Top Three Deep Space Nine Season Six Episodes
“The Sacrifice Of Angels” (S6E06)
The culmination of the second Cardassian occupation arc, everything is at stake as Leeta, Rom and Kira face execution for treason, the minefield guarding the wormhole is about to be taken down and an overwhelming Dominion fleet prepares to invade the Alpha Quadrant. On the galactic scale, Sisko will strike a bargain with enormous consequences in order to save the day while onboard the station, Dukat suffers a loss that leaves him a broken man, little knowing that through his cracked psyche something darker and far more malevolent will rise. It’s everything you were hoping the payoff to the cliff-hanger ending of Season Five would be and even if it’s taken an episode or two too long to get here, it’s so worth it.

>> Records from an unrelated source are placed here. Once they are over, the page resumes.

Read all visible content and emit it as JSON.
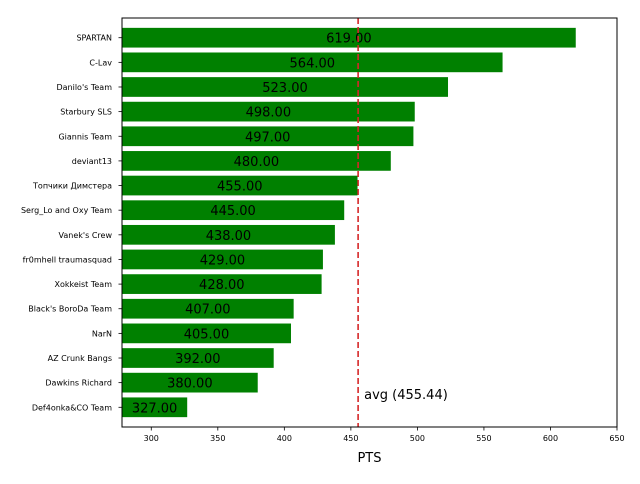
{
  "chart_data": {
    "type": "bar",
    "orientation": "horizontal",
    "categories": [
      "SPARTAN",
      "C-Lav",
      "Danilo's Team",
      "Starbury SLS",
      "Giannis Team",
      "deviant13",
      "Топчики Димстера",
      "Serg_Lo and Oxy Team",
      "Vanek's Crew",
      "fr0mhell traumasquad",
      "Xokkeist Team",
      "Black's BoroDa Team",
      "NarN",
      "AZ Crunk Bangs",
      "Dawkins Richard",
      "Def4onka&CO Team"
    ],
    "values": [
      619,
      564,
      523,
      498,
      497,
      480,
      455,
      445,
      438,
      429,
      428,
      407,
      405,
      392,
      380,
      327
    ],
    "value_labels": [
      "619.00",
      "564.00",
      "523.00",
      "498.00",
      "497.00",
      "480.00",
      "455.00",
      "445.00",
      "438.00",
      "429.00",
      "428.00",
      "407.00",
      "405.00",
      "392.00",
      "380.00",
      "327.00"
    ],
    "xlabel": "PTS",
    "xlim": [
      278,
      650
    ],
    "xticks": [
      300,
      350,
      400,
      450,
      500,
      550,
      600,
      650
    ],
    "bar_color": "#008000",
    "average": {
      "value": 455.44,
      "label": "avg (455.44)",
      "color": "#d62728"
    },
    "grid": false
  }
}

“Far Beyond The Stars” (S6E13)
It was pretty much standard operating procedure for every genre show in the 90s to do an ‘asylum’ show where one or more of its characters were shown in a contemporary setting, suffering from mental illness and delusions, suggesting the entire series was simply a figment of their imagination. Few series did it with such aplomb as “Deep Space Nine”, though, turning the trope into a pointed critique not just of the series’ own foibles but also the racial prejudice of the 1950s and intimately intertwining it with the story of the Prophets to such an extent that it would re-emerge in Season seven. Alongside the serious subject matter, there’s a genuine pleasure to see the entire cast sans prosthetics for once as they navigate the politicised world of sci-fi publishing in the 1950s.

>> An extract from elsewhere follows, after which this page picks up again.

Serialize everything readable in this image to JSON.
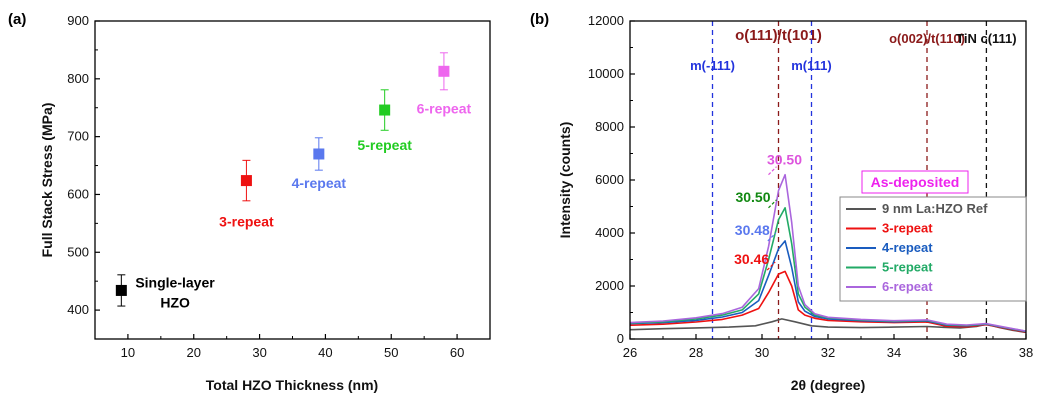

“In The Pale Moonlight” (S6E19)
Often cited as one of the finest ever episodes of “Deep Space Nine”, the episode is staged as Sisko recording a personal log entry direct to camera, with flashbacks fleshing out the details of a fateful decision made to turn the tide of the war by bringing in the studiously neutral Romulan Empire. The allusions to Pearl Harbour are evident but it’s the tortured nature of just how many principles Sisko will need to compromise to achieve his goals that gives the episode such dramatic heft. Sisko’s initially reluctant but increasingly easy embracing of the fluid morality of plain, simple Garak is an exquisite character study, the tell-tale heart of an episode which leaves the man himself and the course of the war changed forever.

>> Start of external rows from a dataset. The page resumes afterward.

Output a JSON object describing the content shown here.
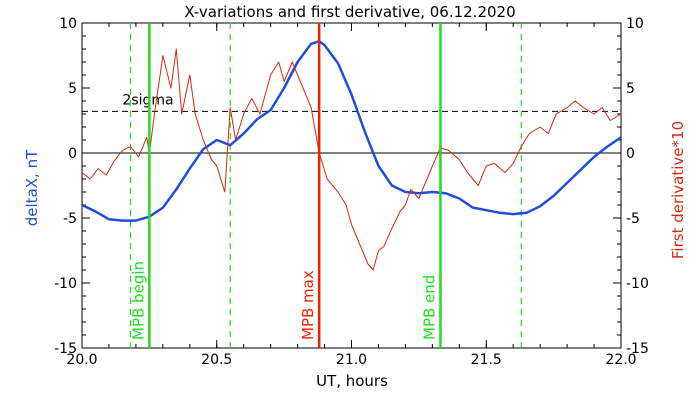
{
  "chart_data": {
    "type": "line",
    "title": "X-variations and first derivative, 06.12.2020",
    "xlabel": "UT, hours",
    "ylabel_left": "deltaX, nT",
    "ylabel_right": "First derivative*10",
    "xlim": [
      20.0,
      22.0
    ],
    "ylim": [
      -15,
      10
    ],
    "x_ticks": [
      20.0,
      20.5,
      21.0,
      21.5,
      22.0
    ],
    "x_tick_labels": [
      "20.0",
      "20.5",
      "21.0",
      "21.5",
      "22.0"
    ],
    "y_ticks": [
      -15,
      -10,
      -5,
      0,
      5,
      10
    ],
    "y_tick_labels": [
      "-15",
      "-10",
      "-5",
      "0",
      "5",
      "10"
    ],
    "threshold": {
      "label": "2sigma",
      "value": 3.2
    },
    "zero_line": 0,
    "colors": {
      "deltaX": "#1f4fd8",
      "derivative": "#d42a10",
      "mpb_edges": "#22dd22",
      "mpb_max": "#ee2200"
    },
    "markers": [
      {
        "label": "MPB begin",
        "x": 20.25,
        "style": "solid",
        "color": "#22dd22"
      },
      {
        "label": "MPB max",
        "x": 20.88,
        "style": "solid",
        "color": "#ee2200"
      },
      {
        "label": "MPB end",
        "x": 21.33,
        "style": "solid",
        "color": "#22dd22"
      }
    ],
    "dashed_markers": [
      20.18,
      20.55,
      21.63
    ],
    "series": [
      {
        "key": "deltaX",
        "axis": "left",
        "x": [
          20.0,
          20.05,
          20.1,
          20.15,
          20.2,
          20.25,
          20.3,
          20.35,
          20.4,
          20.45,
          20.5,
          20.55,
          20.6,
          20.65,
          20.7,
          20.75,
          20.8,
          20.85,
          20.88,
          20.9,
          20.95,
          21.0,
          21.05,
          21.1,
          21.15,
          21.2,
          21.25,
          21.3,
          21.35,
          21.4,
          21.45,
          21.5,
          21.55,
          21.6,
          21.65,
          21.7,
          21.75,
          21.8,
          21.85,
          21.9,
          21.95,
          22.0
        ],
        "y": [
          -4.0,
          -4.5,
          -5.1,
          -5.2,
          -5.2,
          -4.9,
          -4.2,
          -2.8,
          -1.2,
          0.3,
          1.0,
          0.6,
          1.5,
          2.6,
          3.3,
          5.0,
          7.0,
          8.4,
          8.6,
          8.3,
          6.9,
          4.5,
          1.6,
          -1.0,
          -2.5,
          -3.0,
          -3.1,
          -3.0,
          -3.1,
          -3.5,
          -4.2,
          -4.4,
          -4.6,
          -4.7,
          -4.6,
          -4.1,
          -3.3,
          -2.3,
          -1.3,
          -0.3,
          0.5,
          1.2
        ]
      },
      {
        "key": "derivative",
        "axis": "right",
        "x": [
          20.0,
          20.03,
          20.06,
          20.09,
          20.12,
          20.15,
          20.18,
          20.21,
          20.24,
          20.25,
          20.27,
          20.3,
          20.33,
          20.35,
          20.37,
          20.4,
          20.42,
          20.45,
          20.48,
          20.5,
          20.53,
          20.55,
          20.57,
          20.6,
          20.63,
          20.66,
          20.7,
          20.73,
          20.75,
          20.78,
          20.8,
          20.82,
          20.85,
          20.88,
          20.91,
          20.95,
          20.98,
          21.0,
          21.03,
          21.06,
          21.08,
          21.1,
          21.12,
          21.15,
          21.18,
          21.2,
          21.22,
          21.25,
          21.28,
          21.3,
          21.33,
          21.36,
          21.4,
          21.43,
          21.47,
          21.5,
          21.53,
          21.57,
          21.6,
          21.63,
          21.66,
          21.7,
          21.73,
          21.76,
          21.8,
          21.83,
          21.86,
          21.9,
          21.93,
          21.96,
          22.0
        ],
        "y": [
          -1.5,
          -2.0,
          -1.2,
          -1.7,
          -0.6,
          0.2,
          0.5,
          -0.3,
          1.2,
          0.0,
          3.2,
          7.5,
          5.0,
          8.0,
          3.0,
          6.0,
          3.0,
          1.0,
          -0.5,
          -1.0,
          -3.0,
          3.5,
          1.0,
          3.0,
          4.2,
          3.0,
          6.0,
          7.0,
          5.5,
          7.0,
          6.0,
          5.0,
          3.5,
          0.0,
          -2.0,
          -3.0,
          -4.0,
          -5.5,
          -7.0,
          -8.5,
          -9.0,
          -7.5,
          -7.2,
          -5.8,
          -4.5,
          -4.0,
          -2.8,
          -3.5,
          -2.0,
          -1.0,
          0.4,
          0.2,
          -0.5,
          -1.5,
          -2.5,
          -1.0,
          -0.8,
          -1.5,
          -0.8,
          0.5,
          1.5,
          2.0,
          1.5,
          3.0,
          3.5,
          4.0,
          3.5,
          3.0,
          3.5,
          2.5,
          3.0
        ]
      }
    ]
  }
}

Deep Space Nine Season Six Episode(s) To Skip
“You Are Cordially Invited…” (S6E07)
A welcome, and perhaps necessary, respite after the tumultuous season-opening epic, it nonetheless feels like too abrupt a change of gears. Shippers of Worf/ Dax may rejoice at the two of them finally getting wed but it’s all a bit silly and, like the worst rom coms, unnecessarily melodramatic and soapy as we get the usual ‘it’s all off’ tropes before everyone learns a valuable lesson about respect, tolerance and being yourself. At least it allows Kira and Odo to settle their differences and rediscover their friendship.
“Honor Amongst Thieves” (S6E15)
With such a packed agenda, it’s disappointing the series took the time out for this dull-as-dishwater “Star Trek” version of “The Departed”. It may have been more tolerable if the Orion Syndicate had figured more prominently in the ongoing story arcs but they never did, apart from an ill-advised return to the story in the following season.
“His Way” (S6E20)
No offence to James Darren, but I’ve always had mixed feelings about the introduction of Vic Fontain into the “Deep Space Nine” repertory company. It always feels a little too twee to really sit alongside the life and death stakes of the war-focussed episodes and while it may have worked in earlier seasons, it feels oddly anachronistic here. Although he ends up being better used in Season 7, here he’s reduced to a plot device to help Odo finally get it together with Kira, so maybe it’s just me that finds the romance episodes frustratingly timewasting when there’s a war on?